Intelligent Detection of Injection Attacks via SQL Based on Supervised Machine Learning Models for Enhancing Web Security

Journal of Artificial Intelligence and Big Data | Vol 4, Issue 2

Table 1. Summary of the study on Detection of SQLInjection Attacks using machine learning

Author	Proposed Work	Dataset	Key Findings	Challenges/Gaps
Hasan, Balbahaith, and Tarique (2019)	Developed a heuristic ML-based algorithm and GUI app using the top 5 of 23 classifiers	616 SQL statements	Achieved 93.8% accuracy in detecting SQLi attacks	Small dataset size; scalability to real-world scenarios not validated
Noor et al. (2019)	suggested an arrangement based on semantic ML to connect risks and TTPs via probabilistic networks	TTP taxonomy dataset (133 TTPs, 45 threat families)	Detected threats with 92% accuracy; low false positives; 0.15s average detection time	Specific to TTP-based threats; generalization to SQLi-specific detection not tested
Zhang (2019)	Designed ML classifiers (CNN, MLP) to detect SQLi vulnerabilities in PHP code using code-level features	PHP source code files	CNN achieved 95.4% precision; MLP achieved 63.7% recall and F-measure of 0.746	Limited to PHP; varying performance across different classifiers
Ul Islam et al. (2019)	Created a NoSQL injection supervised learning tool. detection with a novel dataset	Custom-designed NoSQL injection dataset	Achieved 0.93 F2-score; outperformed Sqreen by 36.25%; database-agnostic	Limited availability of NoSQL datasets; manual feature engineering required
McWhirter et al. (2018)	Gap-Weighted String Subsequence was used.
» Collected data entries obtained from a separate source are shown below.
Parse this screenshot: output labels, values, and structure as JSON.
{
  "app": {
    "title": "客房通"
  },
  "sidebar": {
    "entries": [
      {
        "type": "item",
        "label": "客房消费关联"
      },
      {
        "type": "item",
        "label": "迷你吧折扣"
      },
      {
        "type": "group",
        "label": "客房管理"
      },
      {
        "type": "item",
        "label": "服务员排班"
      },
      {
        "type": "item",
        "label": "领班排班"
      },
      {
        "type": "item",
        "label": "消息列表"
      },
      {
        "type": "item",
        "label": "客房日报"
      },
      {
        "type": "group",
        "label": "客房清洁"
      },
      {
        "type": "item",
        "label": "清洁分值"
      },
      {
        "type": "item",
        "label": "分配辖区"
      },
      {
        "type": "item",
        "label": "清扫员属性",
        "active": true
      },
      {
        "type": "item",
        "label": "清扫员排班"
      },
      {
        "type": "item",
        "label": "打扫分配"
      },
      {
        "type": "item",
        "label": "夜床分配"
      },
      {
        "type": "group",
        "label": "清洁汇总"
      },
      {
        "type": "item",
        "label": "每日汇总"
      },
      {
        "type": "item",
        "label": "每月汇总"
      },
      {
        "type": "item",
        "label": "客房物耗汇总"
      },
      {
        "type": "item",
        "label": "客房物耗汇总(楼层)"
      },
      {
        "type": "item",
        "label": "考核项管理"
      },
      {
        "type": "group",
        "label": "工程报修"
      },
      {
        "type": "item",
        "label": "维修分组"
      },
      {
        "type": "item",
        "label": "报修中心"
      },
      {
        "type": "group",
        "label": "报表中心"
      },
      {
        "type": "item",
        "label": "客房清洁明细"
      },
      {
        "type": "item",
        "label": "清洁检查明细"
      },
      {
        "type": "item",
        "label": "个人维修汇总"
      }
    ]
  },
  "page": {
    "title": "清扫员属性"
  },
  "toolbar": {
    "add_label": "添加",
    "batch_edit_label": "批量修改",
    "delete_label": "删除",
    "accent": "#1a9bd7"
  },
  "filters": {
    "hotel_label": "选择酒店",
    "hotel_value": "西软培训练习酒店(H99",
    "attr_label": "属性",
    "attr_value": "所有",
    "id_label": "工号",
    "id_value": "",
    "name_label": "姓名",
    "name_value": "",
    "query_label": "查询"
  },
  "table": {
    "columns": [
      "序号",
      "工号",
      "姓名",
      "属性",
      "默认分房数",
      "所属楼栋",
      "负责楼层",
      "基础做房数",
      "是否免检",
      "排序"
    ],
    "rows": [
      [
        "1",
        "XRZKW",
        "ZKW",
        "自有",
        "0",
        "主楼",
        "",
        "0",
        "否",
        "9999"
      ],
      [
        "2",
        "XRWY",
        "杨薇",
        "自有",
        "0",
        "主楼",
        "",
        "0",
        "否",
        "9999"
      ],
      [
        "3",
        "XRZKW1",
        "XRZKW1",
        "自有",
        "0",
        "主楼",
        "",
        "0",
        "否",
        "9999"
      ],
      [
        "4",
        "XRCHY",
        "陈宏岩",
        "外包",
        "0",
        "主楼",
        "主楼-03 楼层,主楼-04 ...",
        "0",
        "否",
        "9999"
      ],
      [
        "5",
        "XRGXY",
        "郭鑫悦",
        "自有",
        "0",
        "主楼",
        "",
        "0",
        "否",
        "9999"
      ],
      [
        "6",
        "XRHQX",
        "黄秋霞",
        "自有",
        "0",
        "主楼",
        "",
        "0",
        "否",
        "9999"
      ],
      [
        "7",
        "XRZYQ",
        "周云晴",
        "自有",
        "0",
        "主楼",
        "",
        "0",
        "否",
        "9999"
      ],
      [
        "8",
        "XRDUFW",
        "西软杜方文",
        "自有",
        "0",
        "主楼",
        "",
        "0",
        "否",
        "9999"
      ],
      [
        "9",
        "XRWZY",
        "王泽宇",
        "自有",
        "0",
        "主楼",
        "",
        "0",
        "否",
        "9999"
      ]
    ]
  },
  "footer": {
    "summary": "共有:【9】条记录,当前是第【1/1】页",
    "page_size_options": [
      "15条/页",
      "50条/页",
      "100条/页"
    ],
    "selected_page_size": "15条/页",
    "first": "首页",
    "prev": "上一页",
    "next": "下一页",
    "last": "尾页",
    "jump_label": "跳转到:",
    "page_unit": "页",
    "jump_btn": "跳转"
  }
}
Kernel + SVM on SQL query strings for classification	Amnesia testbed datasets	Achieved 97.07% (Select) and 92.48% (Insert) accuracy; adapted to unseen threats	Lower accuracy with unsanitized quotation marks; sensitive to input anomalies
Chattopadhyay et al. (2018)	examined the difficulties in implementing ML methods for identifying malware	Multiple datasets (unspecified)	Compared various ML techniques across datasets; summarized performance based on different metrics; identified optimal techniques for evolving patterns.	Lack of clarity in dataset specifics; issues in defining and generalizing ML approaches to dynamic, real-world intrusion patterns; scalability concerns.